Sometimes we are beset with more temptations than other times. It sounds like you are currently at the "more" part of the pendulum swing. Our Lord is certainly not ignorant of this; in fact, he is probably allowing it in order to help you live your Lent more deeply – one of the great spiritual motifs of this liturgical season is our need for God, and there´s no time we feel it more than when we´re severely tempted (except when we´re severely sick). The important thing is to respond with confidence and faith. A practical "trick" for that is redoubling the disciplined fulfillment of your normal responsibilities. Throw yourself into your duties as a student, a COMPASS member, a friend, a lector, etc… These constitute God´s will for you, and when you renew your dedication to them out of love for him, it does wonders for strengthening you against temptation. Above all, don´t waste time – there is truth to the old adage that idle hands are the devil´s playground.

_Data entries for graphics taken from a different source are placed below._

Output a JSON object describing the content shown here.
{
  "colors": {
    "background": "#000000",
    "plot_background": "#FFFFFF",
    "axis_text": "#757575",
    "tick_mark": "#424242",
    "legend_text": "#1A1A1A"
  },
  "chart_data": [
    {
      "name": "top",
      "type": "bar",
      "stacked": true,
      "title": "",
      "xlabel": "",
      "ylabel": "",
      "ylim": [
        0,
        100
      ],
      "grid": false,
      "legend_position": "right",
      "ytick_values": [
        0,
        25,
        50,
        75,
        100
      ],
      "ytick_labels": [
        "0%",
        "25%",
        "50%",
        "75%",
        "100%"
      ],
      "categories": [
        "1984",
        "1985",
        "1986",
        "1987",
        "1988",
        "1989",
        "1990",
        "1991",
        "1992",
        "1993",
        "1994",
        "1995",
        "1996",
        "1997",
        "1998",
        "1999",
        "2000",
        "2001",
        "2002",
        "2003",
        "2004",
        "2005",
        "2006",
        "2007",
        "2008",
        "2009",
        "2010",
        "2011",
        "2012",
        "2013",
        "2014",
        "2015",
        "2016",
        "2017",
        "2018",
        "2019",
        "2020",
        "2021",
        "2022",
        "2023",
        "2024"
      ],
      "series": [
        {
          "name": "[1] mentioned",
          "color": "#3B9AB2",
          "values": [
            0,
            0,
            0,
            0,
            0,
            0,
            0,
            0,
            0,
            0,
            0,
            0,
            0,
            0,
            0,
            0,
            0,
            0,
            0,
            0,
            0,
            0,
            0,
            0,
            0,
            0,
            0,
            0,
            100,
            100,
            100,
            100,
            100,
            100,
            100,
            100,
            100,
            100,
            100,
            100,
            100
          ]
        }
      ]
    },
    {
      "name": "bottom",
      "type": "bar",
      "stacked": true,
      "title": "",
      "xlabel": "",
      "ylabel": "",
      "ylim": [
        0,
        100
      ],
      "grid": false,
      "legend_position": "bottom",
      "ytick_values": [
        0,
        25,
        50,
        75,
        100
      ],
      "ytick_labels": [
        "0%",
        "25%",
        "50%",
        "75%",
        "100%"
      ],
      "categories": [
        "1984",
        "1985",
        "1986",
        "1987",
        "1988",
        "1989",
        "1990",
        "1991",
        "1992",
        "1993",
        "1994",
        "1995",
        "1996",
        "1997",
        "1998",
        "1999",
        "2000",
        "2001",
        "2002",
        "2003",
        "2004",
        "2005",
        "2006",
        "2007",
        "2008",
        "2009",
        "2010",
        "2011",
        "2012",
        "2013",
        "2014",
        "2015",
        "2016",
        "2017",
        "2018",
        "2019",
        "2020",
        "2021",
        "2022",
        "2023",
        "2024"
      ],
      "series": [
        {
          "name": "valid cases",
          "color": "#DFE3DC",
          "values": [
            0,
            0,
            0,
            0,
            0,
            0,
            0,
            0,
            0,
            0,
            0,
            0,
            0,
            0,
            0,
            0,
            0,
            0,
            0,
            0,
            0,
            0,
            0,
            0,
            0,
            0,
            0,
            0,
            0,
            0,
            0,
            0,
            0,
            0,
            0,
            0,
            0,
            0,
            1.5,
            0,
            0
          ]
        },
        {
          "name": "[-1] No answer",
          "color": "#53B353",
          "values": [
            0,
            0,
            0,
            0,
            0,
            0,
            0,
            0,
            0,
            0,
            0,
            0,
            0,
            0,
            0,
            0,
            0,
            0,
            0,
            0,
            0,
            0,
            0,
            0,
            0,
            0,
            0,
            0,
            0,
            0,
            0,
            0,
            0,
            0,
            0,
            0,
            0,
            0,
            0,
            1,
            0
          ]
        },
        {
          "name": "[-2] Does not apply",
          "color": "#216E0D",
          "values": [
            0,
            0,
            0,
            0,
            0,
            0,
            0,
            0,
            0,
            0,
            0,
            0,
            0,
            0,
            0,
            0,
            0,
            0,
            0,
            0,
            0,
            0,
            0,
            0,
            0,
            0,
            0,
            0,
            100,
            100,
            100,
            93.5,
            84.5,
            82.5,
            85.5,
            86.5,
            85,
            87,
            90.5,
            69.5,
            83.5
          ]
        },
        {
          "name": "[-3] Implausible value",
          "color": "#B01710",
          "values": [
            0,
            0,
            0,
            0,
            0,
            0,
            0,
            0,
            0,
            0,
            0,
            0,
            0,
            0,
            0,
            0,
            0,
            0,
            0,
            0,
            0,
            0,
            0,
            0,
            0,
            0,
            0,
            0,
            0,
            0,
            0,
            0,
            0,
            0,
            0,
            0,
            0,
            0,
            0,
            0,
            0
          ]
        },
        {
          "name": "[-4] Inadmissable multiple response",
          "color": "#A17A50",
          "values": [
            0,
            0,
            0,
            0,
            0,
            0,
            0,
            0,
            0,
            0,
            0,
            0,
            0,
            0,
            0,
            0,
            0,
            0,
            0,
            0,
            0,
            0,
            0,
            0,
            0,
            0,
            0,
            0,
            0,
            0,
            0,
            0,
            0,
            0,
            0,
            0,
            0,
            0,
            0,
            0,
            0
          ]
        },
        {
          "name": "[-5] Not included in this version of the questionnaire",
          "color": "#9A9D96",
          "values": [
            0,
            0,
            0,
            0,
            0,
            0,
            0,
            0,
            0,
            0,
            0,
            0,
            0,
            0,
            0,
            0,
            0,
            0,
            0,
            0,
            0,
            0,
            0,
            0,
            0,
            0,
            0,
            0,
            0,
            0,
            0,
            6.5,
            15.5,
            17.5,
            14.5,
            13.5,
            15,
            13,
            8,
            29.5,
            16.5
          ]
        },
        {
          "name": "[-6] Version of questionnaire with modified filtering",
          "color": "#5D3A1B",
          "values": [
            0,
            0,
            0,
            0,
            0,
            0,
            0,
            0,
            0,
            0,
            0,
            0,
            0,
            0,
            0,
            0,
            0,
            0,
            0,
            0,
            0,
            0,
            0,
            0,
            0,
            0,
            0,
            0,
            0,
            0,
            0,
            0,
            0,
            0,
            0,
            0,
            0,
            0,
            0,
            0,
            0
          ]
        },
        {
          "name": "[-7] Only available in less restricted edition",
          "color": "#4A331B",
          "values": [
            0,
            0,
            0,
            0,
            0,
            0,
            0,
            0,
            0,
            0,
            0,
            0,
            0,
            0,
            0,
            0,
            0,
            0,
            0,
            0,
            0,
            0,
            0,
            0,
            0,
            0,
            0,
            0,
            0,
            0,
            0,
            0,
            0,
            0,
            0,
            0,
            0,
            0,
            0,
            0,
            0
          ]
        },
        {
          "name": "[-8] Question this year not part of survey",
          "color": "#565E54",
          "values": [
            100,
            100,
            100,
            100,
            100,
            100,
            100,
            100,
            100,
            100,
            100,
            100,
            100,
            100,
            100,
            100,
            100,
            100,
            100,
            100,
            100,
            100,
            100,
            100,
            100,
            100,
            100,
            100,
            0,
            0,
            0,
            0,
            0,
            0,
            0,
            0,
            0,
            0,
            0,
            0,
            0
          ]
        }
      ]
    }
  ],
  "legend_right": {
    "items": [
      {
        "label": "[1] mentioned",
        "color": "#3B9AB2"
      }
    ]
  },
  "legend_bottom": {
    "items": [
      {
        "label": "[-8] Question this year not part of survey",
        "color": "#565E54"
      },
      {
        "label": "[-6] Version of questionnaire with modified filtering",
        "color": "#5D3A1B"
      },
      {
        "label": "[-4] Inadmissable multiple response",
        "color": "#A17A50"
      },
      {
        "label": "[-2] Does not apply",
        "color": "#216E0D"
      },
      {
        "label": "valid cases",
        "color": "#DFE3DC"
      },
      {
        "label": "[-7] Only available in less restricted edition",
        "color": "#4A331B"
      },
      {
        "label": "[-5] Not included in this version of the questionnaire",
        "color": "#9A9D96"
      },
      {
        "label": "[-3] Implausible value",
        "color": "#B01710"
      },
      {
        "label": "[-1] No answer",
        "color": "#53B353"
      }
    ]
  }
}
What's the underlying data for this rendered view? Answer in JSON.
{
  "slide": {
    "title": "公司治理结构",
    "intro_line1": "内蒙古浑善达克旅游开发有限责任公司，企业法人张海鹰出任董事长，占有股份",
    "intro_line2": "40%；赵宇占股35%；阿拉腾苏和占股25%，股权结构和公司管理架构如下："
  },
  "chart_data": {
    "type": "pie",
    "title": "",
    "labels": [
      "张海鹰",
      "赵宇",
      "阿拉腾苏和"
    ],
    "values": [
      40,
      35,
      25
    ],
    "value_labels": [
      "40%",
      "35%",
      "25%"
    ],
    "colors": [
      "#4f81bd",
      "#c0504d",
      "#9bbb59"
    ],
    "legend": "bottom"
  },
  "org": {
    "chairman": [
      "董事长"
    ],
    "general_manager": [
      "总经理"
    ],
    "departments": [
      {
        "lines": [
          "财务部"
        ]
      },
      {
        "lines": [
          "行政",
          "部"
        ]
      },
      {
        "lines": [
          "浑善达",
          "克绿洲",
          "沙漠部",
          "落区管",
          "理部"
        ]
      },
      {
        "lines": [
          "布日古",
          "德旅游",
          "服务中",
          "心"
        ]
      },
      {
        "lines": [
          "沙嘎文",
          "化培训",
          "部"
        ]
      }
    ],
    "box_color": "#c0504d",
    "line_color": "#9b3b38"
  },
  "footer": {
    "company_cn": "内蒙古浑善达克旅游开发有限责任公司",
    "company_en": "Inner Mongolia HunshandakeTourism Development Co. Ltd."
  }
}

Today´s saint conquered shocking temptations by following similar advice. Euphrasia (also written "Eupraxia") was related to Emperor Theodosius I. When her father died while she was still in her infancy, the emperor took her mother and herself under his protection in the luxurious imperial court at Constantinople. In accordance with the custom of the times, she was betrothed when only a girl (five years old), to a wealthy senator. While they waited for her to grow up to a marriageable age, her mother took her to Egypt (in order to escape suitors of her own), where they settled down near a convent of nuns. Though she was only seven, Euphrasia was strongly attracted to the sisters, and spent a great deal of time there. The abbess recognized immediately that the Holy Spirit was working energetically in the girl´s soul, and came to Euphrasia´s aid when the child asked her mother´s permission to be admitted as a permanent member of the religious community. The mother died soon after her entrance, overjoyed at her daughter´s vocation.

When the Emperor summoned her to fulfill the betrothal a few years later, Euphrasia requested to be allowed to pursue her spiritual marriage with Jesus. The Emperor consented. Almost immediately afterwards, the young novice began to experience violent temptations against her vocation. She was buffeted with vain imaginations and drawn with almost irresistible curiosity to experience the cosmopolitan life of court that she had forsaken. She opened her heart to the abbess, who assured her that these attacks were only to be expected. To help put them off, the wise abbess put Euphrasia in charge of the most strenuous chores in the convent, and kept her busy day and night, cleaning out the sisters´ cells, fetching water for the kitchen, chopping the wood, baking the bread, cooking the food, and all the while still requiring her to be present for every office of prayer. The girl threw herself into these tasks with gusto, trusting that they would bring her closer to her divine spouse.

By the time she turned 20 Euphrasia had not only become the most beautiful and elegant nun of the community, but she was also the humblest and meekest. Her example of cheerfulness and hard work filled her companions with joy and zeal, and the convent became a gushing stream of divine charity. Maybe your dorm will follow suit, if you follow her example.